Кардинал улыбнулся при виде великолепно вышитых попон, и которых отцы театины[6] так настойчиво просят у него для украшения храма.
Но подобное развлечение не надолго облегчило существенные страдания Мазарини, которые дошли до такой степени, что он потребовал консилиума: я узнаю все подробности от доктора Гено, который один из всего ученого собрания решился сказать правду больному. Истина действительно была горькая. У меня записана любопытная сцена, происходившая по этому случаю между ученым доктором и кардиналом.

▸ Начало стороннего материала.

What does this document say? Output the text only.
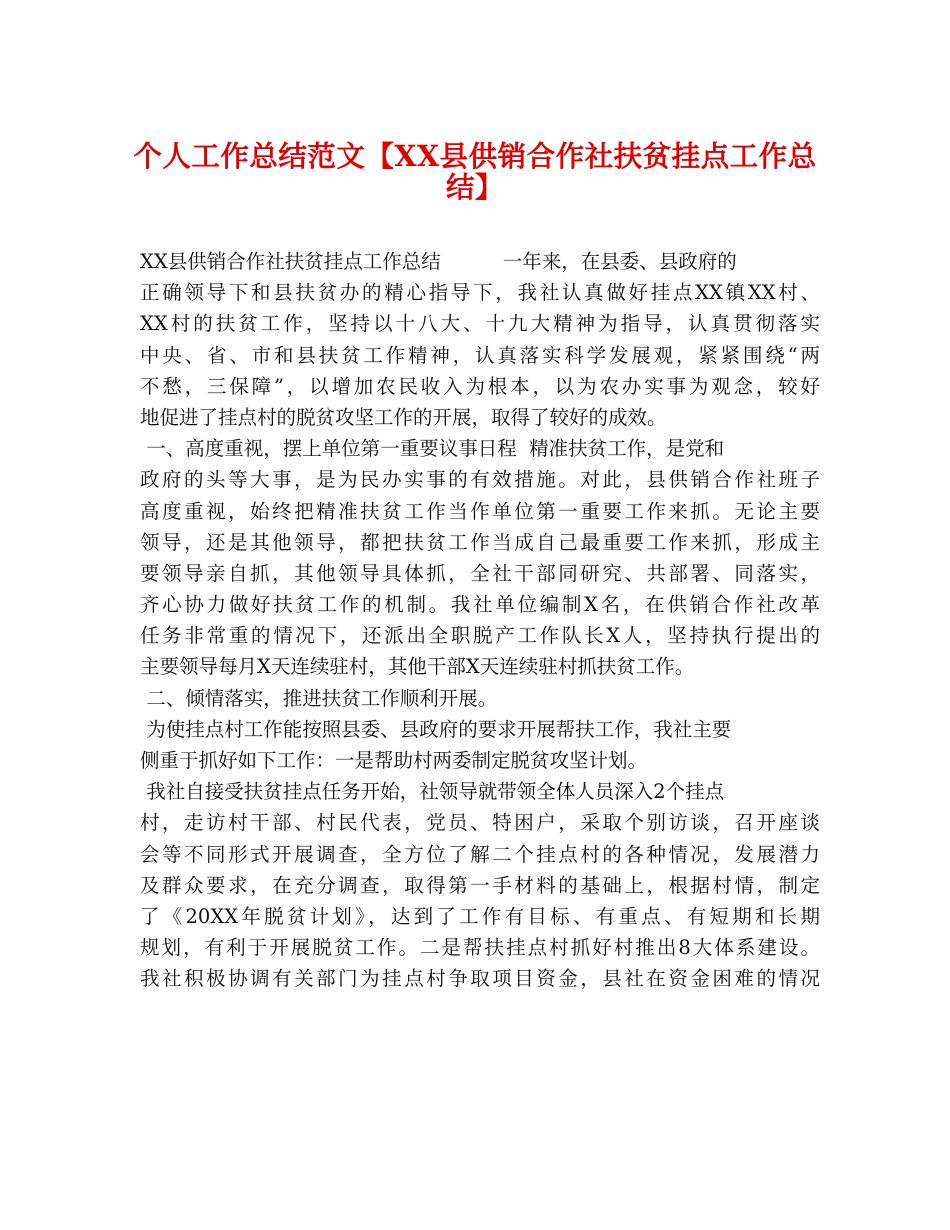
个人工作总结范文【XX县供销合作社扶贫挂点工作总
结】
XX县供销合作社扶贫挂点工作总结          一年来，在县委、县政府的
正确领导下和县扶贫办的精心指导下，我社认真做好挂点XX镇XX村、
XX村的扶贫工作，坚持以十八大、十九大精神为指导，认真贯彻落实
中央、省、市和县扶贫工作精神，认真落实科学发展观，紧紧围绕“两
不愁，三保障”，以增加农民收入为根本，以为农办实事为观念，较好
地促进了挂点村的脱贫攻坚工作的开展，取得了较好的成效。
一、高度重视，摆上单位第一重要议事日程  精准扶贫工作，是党和
政府的头等大事，是为民办实事的有效措施。对此，县供销合作社班子
高度重视，始终把精准扶贫工作当作单位第一重要工作来抓。无论主要
领导，还是其他领导，都把扶贫工作当成自己最重要工作来抓，形成主
要领导亲自抓，其他领导具体抓，全社干部同研究、共部署、同落实，
齐心协力做好扶贫工作的机制。我社单位编制X名，在供销合作社改革
任务非常重的情况下，还派出全职脱产工作队长X人，坚持执行提出的
主要领导每月X天连续驻村，其他干部X天连续驻村抓扶贫工作。
二、倾情落实，推进扶贫工作顺利开展。
为使挂点村工作能按照县委、县政府的要求开展帮扶工作，我社主要
侧重于抓好如下工作：一是帮助村两委制定脱贫攻坚计划。
我社自接受扶贫挂点任务开始，社领导就带领全体人员深入2个挂点
村，走访村干部、村民代表，党员、特困户，采取个别访谈，召开座谈
会等不同形式开展调查，全方位了解二个挂点村的各种情况，发展潜力
及群众要求，在充分调查，取得第一手材料的基础上，根据村情，制定
了《20XX年脱贫计划》，达到了工作有目标、有重点、有短期和长期
规划，有利于开展脱贫工作。二是帮扶挂点村抓好村推出8大体系建设。
我社积极协调有关部门为挂点村争取项目资金，县社在资金困难的情况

– Я нашел, сказал он мне: – его эминенцию в спальне; он лежал, опрокинувшись в кресле. – «Это вы, Гено»? спросил он меня не оборачиваясь: «Да, монсеньер». – «А, тем лучше; я ожидал вас с нетерпением; заприте дверь, садитесь возле меня, и ми побеседуем». – «Увы, я хотел бы поговорить с вашей эминенцией о предмете менее печальном, нежели тот, который приводит меня к вам». – «Неужели вы полагаете, что я ожидаю от вас рассказа о новой комедии! Я предвижу, что вы хотите сказать и приготовился». – «Не следует льстить вашей эминенции». – «Нет, время лести для меня прошло… Вы пришли объявить мне смертный приговор». – «Да, но лекарства наши могут продлить вам жизнь». – «Сколько времени, Гено»? – «По крайней мере, два месяца, монсеньер». – «Это больше, нежели я надеялся». – «По крайней мере, достаточно для приготовления к этому страшному путешествию». – «Да и нет, друг мой: этого было бы достаточно, если бы речь шла об устройстве земных дел. «Но там выше… О, доктор! какой отчет»! – «Не теряйте бодрости, монсеньер; в шестьдесят дней можно исходатайствовать отпущение, особенно кардиналу и первому министру». – «Без сомнения, мне ревностно будут служить важные духовные лица, жаждущие моих аббатств и моих сокровищ. Но верховный судья!.. Наконец я употреблю на молитву время, которое вы мне обещаете… Поговорим о вас, Гено. Я очень доволен за откровенность, с которой вы принесли мне смертный приговор: пользуйтесь же не многими минутами, какие мне остались, устроить себя при моем содействии; что же касается меня, я воспользуюсь вашим советом. Прощайте, друг мой, прибавил его эминенция, протягивая мне пылавшую руку: – подумайте хорошенько о том, что я могу сделать для вас, и заходите почаще».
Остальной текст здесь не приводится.